If you want to replicate what they do, you need to have a Spectro that can
generate M3 data. You need to carefully read through all the posts in that
thread to understand what they are doing. They are reading data that is quite
different from what I can generate with an i1 Pro. That they generate an L* =
4 for the Red River paper when those of us with traditional instruments get L*
= 15-17 shows how this effects things. Paper white will be the same regardless
of what instrument one uses. If you are stretching things out in the dark
range as the polarized readings do you will obviously get a larger profile
gamut and intuitively better shadow separation. Assuming no change in the
print driver, you can only get the black the printer delivers. It matters not
whether the reading is L* = 5 with a polarized reading or L* = 15-18 with a
normal unpolarized source. To the observer the black is what it is.
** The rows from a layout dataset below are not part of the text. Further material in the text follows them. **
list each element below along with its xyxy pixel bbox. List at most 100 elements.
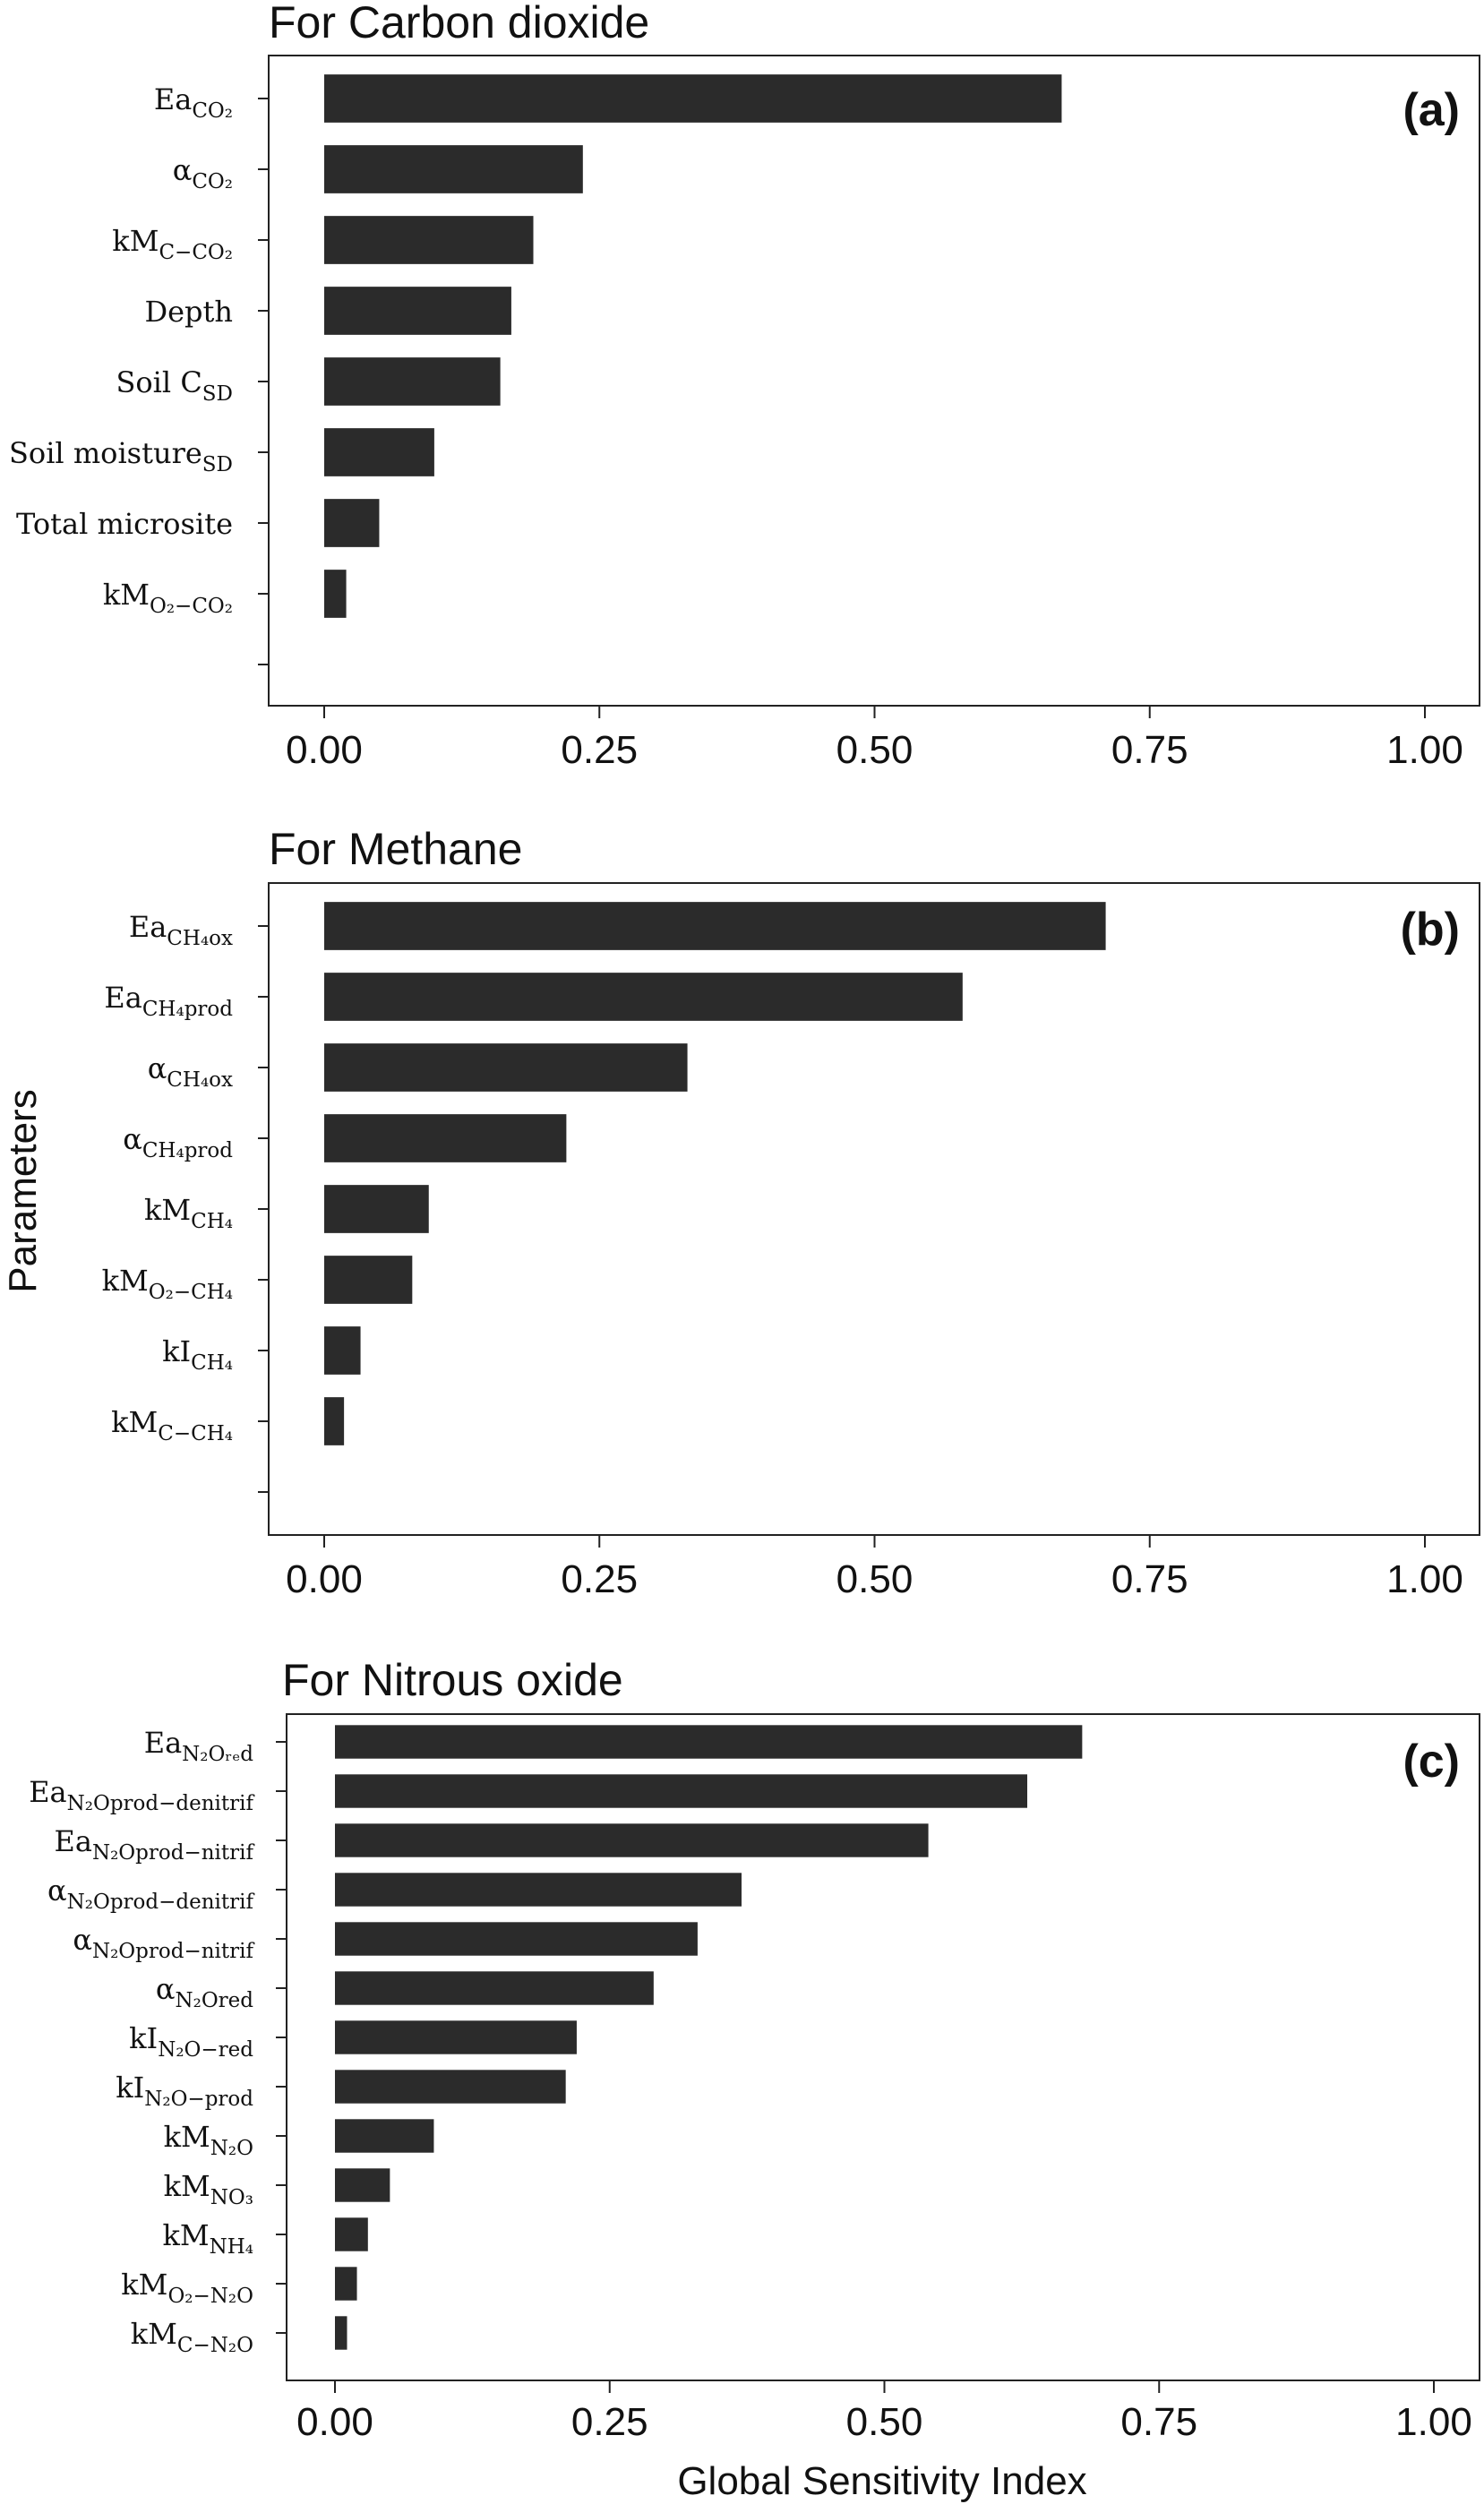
panel-label: (b) <box>1401 904 1460 956</box>
category-label: kIN₂O−prod <box>116 2071 253 2111</box>
category-base: Ea <box>104 981 142 1015</box>
x-tick-label: 1.00 <box>1395 2400 1472 2444</box>
category-subscript: O₂−CH₄ <box>149 1281 233 1304</box>
category-base: kM <box>103 578 150 612</box>
category-subscript: N₂O <box>210 2137 253 2160</box>
bar <box>324 357 501 406</box>
category-base: α <box>173 153 193 187</box>
category-subscript: C−N₂O <box>177 2334 253 2357</box>
bar <box>335 1823 929 1857</box>
category-subscript: N₂Oprod−nitrif <box>92 1940 255 1963</box>
x-axis-title: Global Sensitivity Index <box>677 2459 1086 2503</box>
category-label: αCH₄ox <box>148 1051 233 1092</box>
category-label: kMNO₃ <box>164 2169 253 2209</box>
category-subscript: CO₂ <box>192 170 233 193</box>
x-tick-label: 0.75 <box>1120 2400 1197 2444</box>
category-label: kMNH₄ <box>162 2218 253 2259</box>
panel-label: (a) <box>1403 84 1460 136</box>
category-base: kM <box>164 2169 210 2203</box>
bar <box>335 1725 1083 1759</box>
category-base: α <box>156 1972 176 2006</box>
category-label: EaN₂Oprod−nitrif <box>55 1824 255 1865</box>
panel-label: (c) <box>1403 1736 1460 1788</box>
category-subscript: N₂Oᵣₑd <box>182 1743 253 1766</box>
category-base: kM <box>112 224 159 258</box>
bar <box>324 973 963 1021</box>
panel-frame <box>286 1713 1480 2381</box>
bar <box>335 1774 1028 1808</box>
x-tick-label: 0.50 <box>846 2400 923 2444</box>
panel-title: For Carbon dioxide <box>269 0 649 47</box>
category-base: Ea <box>154 82 192 116</box>
category-subscript: NO₃ <box>210 2186 253 2209</box>
x-tick-label: 0.25 <box>561 1557 638 1601</box>
category-base: kM <box>111 1405 158 1439</box>
panel-title: For Methane <box>269 824 522 874</box>
category-label: αN₂Oprod−nitrif <box>73 1923 254 1963</box>
category-subscript: SD <box>202 382 233 406</box>
category-label: kMC−N₂O <box>131 2317 253 2357</box>
bar <box>324 902 1106 950</box>
bar <box>335 2217 368 2251</box>
bar <box>324 287 511 335</box>
category-label: EaN₂Oprod−denitrif <box>29 1775 254 1815</box>
category-subscript: CH₄prod <box>142 1139 233 1162</box>
category-base: kI <box>129 2021 158 2055</box>
category-subscript: CH₄ <box>191 1351 233 1375</box>
category-label: Soil moistureSD <box>9 436 233 476</box>
category-base: kM <box>131 2317 177 2351</box>
category-label: Total microsite <box>16 507 233 541</box>
category-label: kMN₂O <box>164 2120 253 2160</box>
bar <box>335 1971 654 2005</box>
bar <box>324 216 534 264</box>
category-label: kICH₄ <box>162 1334 233 1375</box>
category-base: Ea <box>144 1726 182 1760</box>
category-base: Depth <box>144 295 233 329</box>
category-base: Soil moisture <box>9 436 202 470</box>
category-base: kM <box>164 2120 210 2154</box>
bar <box>335 2119 434 2153</box>
category-subscript: O₂−N₂O <box>167 2285 253 2308</box>
category-label: EaCH₄ox <box>129 910 233 950</box>
category-label: αCO₂ <box>173 153 233 193</box>
category-subscript: CH₄ox <box>167 927 233 950</box>
bar <box>335 1922 698 1956</box>
category-subscript: C−CH₄ <box>158 1422 233 1445</box>
bar <box>324 1185 429 1233</box>
x-tick-label: 0.50 <box>836 728 914 772</box>
category-subscript: C−CO₂ <box>159 241 233 264</box>
category-subscript: N₂Oprod−denitrif <box>67 1891 255 1914</box>
bar <box>324 499 380 547</box>
category-subscript: N₂Oprod−denitrif <box>67 1792 255 1815</box>
bar <box>324 1256 413 1304</box>
bar <box>324 1326 361 1375</box>
bar <box>335 2168 390 2202</box>
category-label: αN₂Oprod−denitrif <box>47 1874 254 1914</box>
category-base: Ea <box>29 1775 66 1809</box>
category-subscript: CO₂ <box>192 99 233 123</box>
y-axis-title: Parameters <box>1 1089 45 1292</box>
category-base: α <box>73 1923 92 1957</box>
category-base: Total microsite <box>16 507 233 541</box>
bar <box>324 570 347 618</box>
x-tick-label: 0.75 <box>1111 1557 1188 1601</box>
category-base: α <box>123 1122 142 1156</box>
category-subscript: O₂−CO₂ <box>150 595 233 618</box>
x-tick-label: 0.00 <box>296 2400 373 2444</box>
category-subscript: CH₄ <box>191 1210 233 1233</box>
x-tick-label: 0.50 <box>836 1557 914 1601</box>
bar <box>324 1043 688 1092</box>
bar <box>335 1873 742 1907</box>
x-tick-label: 0.00 <box>286 1557 363 1601</box>
category-label: kMO₂−N₂O <box>121 2268 253 2308</box>
x-tick-label: 0.25 <box>571 2400 648 2444</box>
category-label: kMCH₄ <box>144 1193 233 1233</box>
x-tick-label: 1.00 <box>1386 728 1463 772</box>
category-base: kM <box>121 2268 167 2302</box>
category-base: kM <box>144 1193 191 1227</box>
category-subscript: N₂Oprod−nitrif <box>92 1841 255 1865</box>
bar <box>335 2267 357 2301</box>
category-label: EaCH₄prod <box>104 981 233 1021</box>
category-label: EaN₂Oᵣₑd <box>144 1726 254 1766</box>
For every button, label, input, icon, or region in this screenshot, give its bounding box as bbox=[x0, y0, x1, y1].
If you want Chromix results you need to get a spectro that supports M3
meaurements. I don’t believe that Argyll supports this at present and you
would need to buy an instrument for Graeme as well or use some other software.
Alan
From: argyllcms-bounce@xxxxxxxxxxxxx [mailto:argyllcms-bounce@xxxxxxxxxxxxx] On ;
Behalf Of Yves Gauvreau
Sent: Monday, December 16, 2019 3:53 PM
To: argyllcms@xxxxxxxxxxxxx
Subject: [argyllcms] Re: Can we control the shadows (was black point
compensation)
On 12/16/2019 12:26 PM, Alan Goldhammer (Redacted sender agoldhammer for DMARC)
wrote:
I you read further in Mark’s review he notes that the major difference is in
the shadow details on the monochrome test image. He does not see much of an
effect in the color test print. There are also two other papers that Chromix
did a profile for Mark so he could compare them with his own profiles. For
Moab Somerset and Hahnemuhle Bamboo there was not as big a difference. I print
on both of those papers and their surfaces are much smoother than Palo Duro
Etching. M3 measurements seem to be able to correct for light scattering from
textured papers. As Mark notes, equipment to do those types of measurements is
quite costly and certainly beyond my means.
Seem to be a good thing, the shadows are most affected and the colors much
less, isn't it?
I come back to my original point, if the Chromix profile does what you need it
to do, why try to figure out a work around with Argyll when one probably does
not exist.
If its not possible to get a profile from Argyll that does the same or pretty
close to what the Chromix does, I'm out of luck.
The reason why I want to explore this is because there are many other paper out
there that don't have a Chromix profile so if we could do similar in Argyll it
would be good news, don't you think?